Framed within the recent trends of interdisciplinary and digital humanities research, this innovative corpus-based PDA study highlights the vital role of interpreters as indispensable (re)tellers of China’s reform and opening-up discourse in an increasingly mediat(is)ed and (re)mediat(is)ed world. The study ultimately illustrates how a major non-Western developing country from the global South communicates its positive development discourse bilingually in front of the international community. Moving beyond the exploration of unique features of a particular type of language use or genre and the identification of linguistic patterns for pedagogical or lexicographical purposes, this study has demonstrated how a corpus linguistics approach can be fruitfully adopted to help us better understand our world from a broader social, diplomatic and geopolitical perspective.

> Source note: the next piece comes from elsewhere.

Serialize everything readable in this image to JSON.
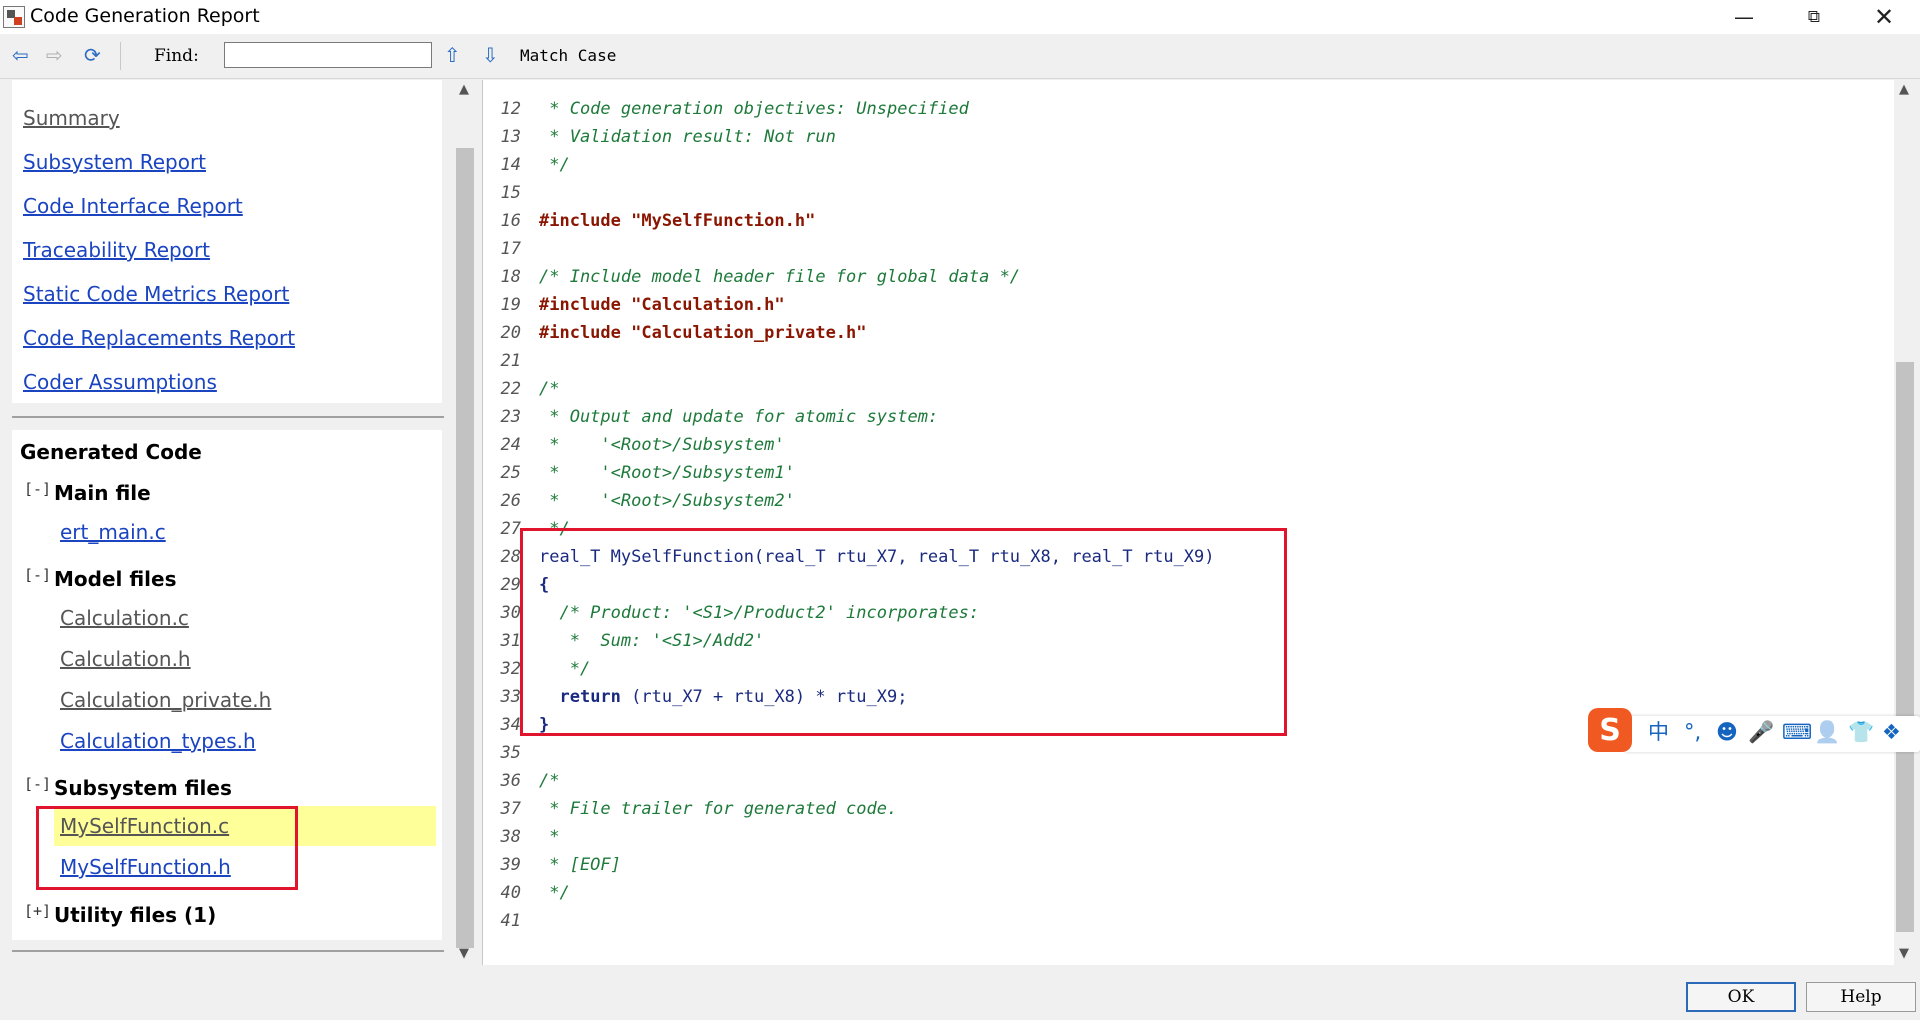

This interdisciplinary study promises to contribute to image studies, interpreting studies, corpus linguistics, discourse analysis, the political sciences, development studies, and media and communication studies. This empirical study also exemplifies a much-needed ‘outward turn’ in interpreting studies that foregrounds the active sociopolitical and historical shaping role of interpreting and promotes interdisciplinary and mutually enhancing dialogues with other disciplines and areas [43–48]. It is believed that only in this way IS can move beyond the traditional taken-for-granted foci on the ideas of equivalence, faithfulness, invisibility, interpreting quality as well as the long-standing preoccupations with the various internal features, processes, and mechanisms of interpreting as a semi-closed system from within. As for limitations, it is worth noting that the research findings of this article are only true based on the 20 years of corpus data (1998–2017). Since China’s development mentality and international engagement strategies might change in a constantly changing world, China’s discursive articulations in Chinese and the interpreter-mediated discourse in English too are subject to change. Also, the research findings of this study need to be looked at in conjunction with China’s discursive articulations in other discursive events (e.g. foreign ministry spokesperson and foreign minister’s remarks) for a more holistic and comprehensive understanding. The data and topic might also be investigated in a more systematic way using a stratified and layered framework as proposed by Gu [49] from different entry points, combining corpus linguistics and discourse analysis. Also, as an avenue of future research, a text mining machine learning approach, for example, might be applied going forward for a more in-depth analysis of the (diachronic) evolution of the discourses of China, which promises to add new perspectives to this broader topic.